Alleged agreement regarding non-enforcement
24. It is alleged that judgment in the fifth set of proceedings (Circuit Court proceedings Gladney v. Walsh [Record No. 37/2016]), was only obtained on the basis of an agreement that it would not be enforced or published if the debtor filed returns and paid tax by periodic payments. The most fundamental problem with that argument is that the debtor had not filed any returns at the material time and thus would not have had a defence even assuming the existence of such an agreement and even assuming the enforceability of an agreement to pay tax that the debtor was bound to pay in any event pursuant to statute.
Alleged reliance on the agreement to the detriment of the debtor
25. The debtor avers that he failed to engage with a personal insolvency practitioner on foot of the alleged agreement. It seems to me that argument falls away based on the way in which I view the previous point, but even if I am wrong about that, the Collector General is an excludable debtor under the Personal Insolvency Act 2012 as amended and so will be subject to an insolvency arrangement only if he decides to opt in. In the absence of such a decision, personal insolvency is not a realistic alternative procedure.
Section 14 of the 1988 Act
26. The debtor also argues that there is an alternative to bankruptcy which should be considered under s. 14 of the 1988 Act. Obviously I have considered that section and whether there are any alternatives to bankruptcy, but I am satisfied that there are not any real alternatives here, particularly having regard to the foregoing. Indeed, personal insolvency is rarely going to be a real alternative in a tax debt context without Revenue agreement given the status of the Collector General as an excludable debtor.
27. There is no analogy to be drawn between a petition in bankruptcy and an application for summary judgment to which Harrisrange Ltd. v. Duncan  IEHC 14,  4 IR 1 applies. The law in relation to summary judgment has indeed been applied by analogy to dismissal of a bankruptcy summons by Dunne J. in Minister for Communications, Energy and Natural Resources v. Wood  IESC 16,  3 JIC 0901 (Unreported, Supreme Court, Dunne J. (Denham C.J. and Charleton J. concurring), 9th March, 2017), but it has no application to the defence of a petition.

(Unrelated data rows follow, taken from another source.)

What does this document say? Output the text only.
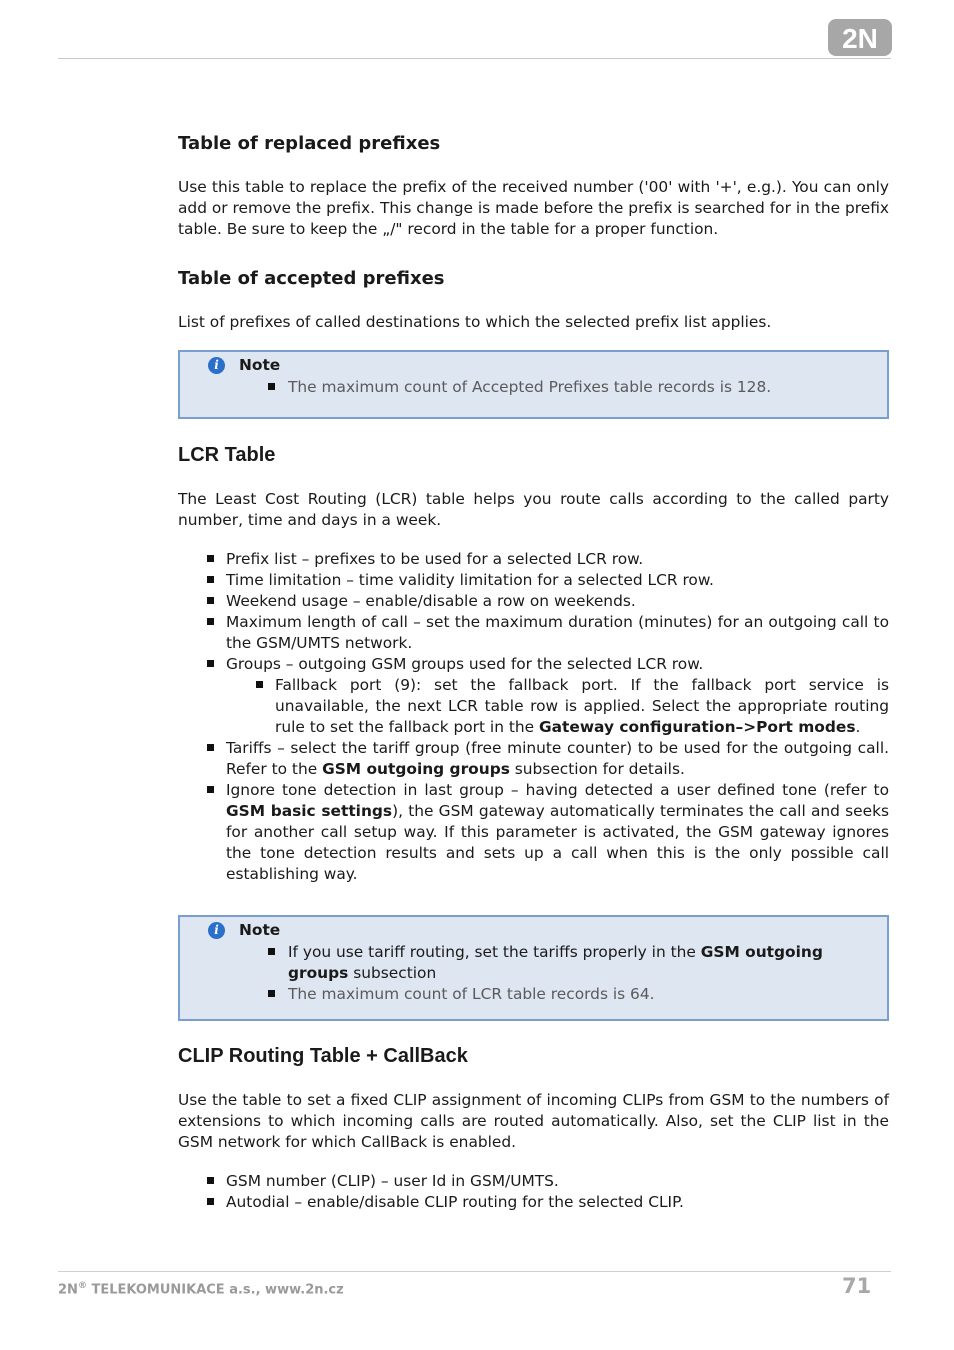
2N
Table of replaced prefixes

Use this table to replace the prefix of the received number ('00' with '+', e.g.). You can only add or remove the prefix. This change is made before the prefix is searched for in the prefix table. Be sure to keep the „/" record in the table for a proper function.

Table of accepted prefixes

List of prefixes of called destinations to which the selected prefix list applies.

i	Note
The maximum count of Accepted Prefixes table records is 128.
LCR Table

The Least Cost Routing (LCR) table helps you route calls according to the called party number, time and days in a week.

Prefix list – prefixes to be used for a selected LCR row.
Time limitation – time validity limitation for a selected LCR row.
Weekend usage – enable/disable a row on weekends.
Maximum length of call – set the maximum duration (minutes) for an outgoing call to the GSM/UMTS network.
Groups – outgoing GSM groups used for the selected LCR row.
Fallback port (9): set the fallback port. If the fallback port service is unavailable, the next LCR table row is applied. Select the appropriate routing rule to set the fallback port in the Gateway configuration–>Port modes.
Tariffs – select the tariff group (free minute counter) to be used for the outgoing call. Refer to the GSM outgoing groups subsection for details.
Ignore tone detection in last group – having detected a user defined tone (refer to GSM basic settings), the GSM gateway automatically terminates the call and seeks for another call setup way. If this parameter is activated, the GSM gateway ignores the tone detection results and sets up a call when this is the only possible call establishing way.
i	Note
If you use tariff routing, set the tariffs properly in the GSM outgoing groups subsection
The maximum count of LCR table records is 64.
CLIP Routing Table + CallBack

Use the table to set a fixed CLIP assignment of incoming CLIPs from GSM to the numbers of extensions to which incoming calls are routed automatically. Also, set the CLIP list in the GSM network for which CallBack is enabled.

GSM number (CLIP) – user Id in GSM/UMTS.
Autodial – enable/disable CLIP routing for the selected CLIP.
2N® TELEKOMUNIKACE a.s., www.2n.cz	71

28. The difference is that a summons should be set aside if an arguable defence is put forward, whereas in petition context the court actually tries the issues; so the debtor has to establish the correctness of her defence, not just its arguability. There is no later “trial” to which the petition is to be adjourned. If the court decides that the petition requires oral evidence, so be it; but that is in the context of the hearing of the petition itself, not some separate process. The hearing of a petition is the substantive hearing and a debtor has to do more than simply raise a credible potential defence, she has to actually make out that defence. The court, on hearing the petition, will determine any factual or legal issues required.
29. In this case I do not think that there is any factual defence established or even a factual issue on which an adjournment would be appropriate for further investigation or consideration. Insofar as legal issues have been raised, for the reasons explained, such issues should be determined against the debtor.
30. It follows that the petition should be granted.
31. Accordingly, I will adjudicate the debtor bankrupt.